Open luhaofang opened 5 years ago

luhaofang commented 5 years ago

Thanks for your clear implementation. I encounter the problem about the _u and _v update policy. I've noticed that in your implementation, _u is updated before op's inference phase, does _u need back propagate update by the gradient? Another problem is, should I update the gradient created by w_bar to original weight directly? I found you mentioned the point, but I think update to w_bar seems more reasonable, and during the next iteration taking w_bar as original weight, am I right?

christiancosgrove commented 5 years ago

Q1: In the nondifferentiable spectral normalization layer spectral_normalization_nondiff.py we do not backpropagate the gradients. This is because during inference, we overwrite the current weights.

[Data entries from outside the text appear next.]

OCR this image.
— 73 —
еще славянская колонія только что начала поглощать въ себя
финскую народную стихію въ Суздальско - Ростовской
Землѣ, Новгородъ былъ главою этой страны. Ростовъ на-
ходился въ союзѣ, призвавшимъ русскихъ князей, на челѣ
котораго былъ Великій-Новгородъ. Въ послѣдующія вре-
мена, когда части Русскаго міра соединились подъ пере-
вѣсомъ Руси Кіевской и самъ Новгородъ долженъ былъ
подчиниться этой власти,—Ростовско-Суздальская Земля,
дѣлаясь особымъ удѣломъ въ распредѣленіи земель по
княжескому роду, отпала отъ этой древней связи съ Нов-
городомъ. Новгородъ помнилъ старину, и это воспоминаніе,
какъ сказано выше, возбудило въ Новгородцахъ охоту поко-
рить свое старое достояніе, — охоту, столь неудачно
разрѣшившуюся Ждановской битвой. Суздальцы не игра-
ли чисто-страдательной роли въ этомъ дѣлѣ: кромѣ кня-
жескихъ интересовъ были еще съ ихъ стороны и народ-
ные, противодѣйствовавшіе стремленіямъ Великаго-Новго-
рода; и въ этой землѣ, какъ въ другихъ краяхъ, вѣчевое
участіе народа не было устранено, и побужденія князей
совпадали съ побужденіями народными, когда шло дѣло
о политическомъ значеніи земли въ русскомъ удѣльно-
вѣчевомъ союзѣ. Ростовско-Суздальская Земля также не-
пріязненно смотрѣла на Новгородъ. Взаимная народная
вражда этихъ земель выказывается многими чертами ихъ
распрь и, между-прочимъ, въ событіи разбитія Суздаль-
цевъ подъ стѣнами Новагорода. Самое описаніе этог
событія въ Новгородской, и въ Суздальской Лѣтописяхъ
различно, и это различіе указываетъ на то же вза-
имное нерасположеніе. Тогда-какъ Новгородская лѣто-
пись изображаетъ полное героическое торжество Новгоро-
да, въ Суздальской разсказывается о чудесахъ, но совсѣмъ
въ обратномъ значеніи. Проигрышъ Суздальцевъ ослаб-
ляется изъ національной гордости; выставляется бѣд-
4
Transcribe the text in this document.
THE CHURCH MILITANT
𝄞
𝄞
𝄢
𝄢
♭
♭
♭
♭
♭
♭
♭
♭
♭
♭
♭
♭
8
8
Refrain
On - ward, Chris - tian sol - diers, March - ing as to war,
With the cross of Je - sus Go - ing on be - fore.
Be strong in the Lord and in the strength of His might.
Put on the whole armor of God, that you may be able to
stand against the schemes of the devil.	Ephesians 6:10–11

In the differentiable layer spectral_normalization.py, we modify the computation graph by creating new parameters *_u, *_v, and *_bar for every weight w. The parameter w is replaced with w_bar, which allows gradients to flow to *_u (and to the original weight w) during backpropagation.

It's worth nothing that in my experiments, I didn't find a major difference between these two implementations.

Q2:

In the differentiable implementation, the gradient with respect to w_bar will be used to compute the gradient with respect to w, _u and _v. In the nondifferentiable implementation, the gradient updates w directly, which is then normalized during the next inference step.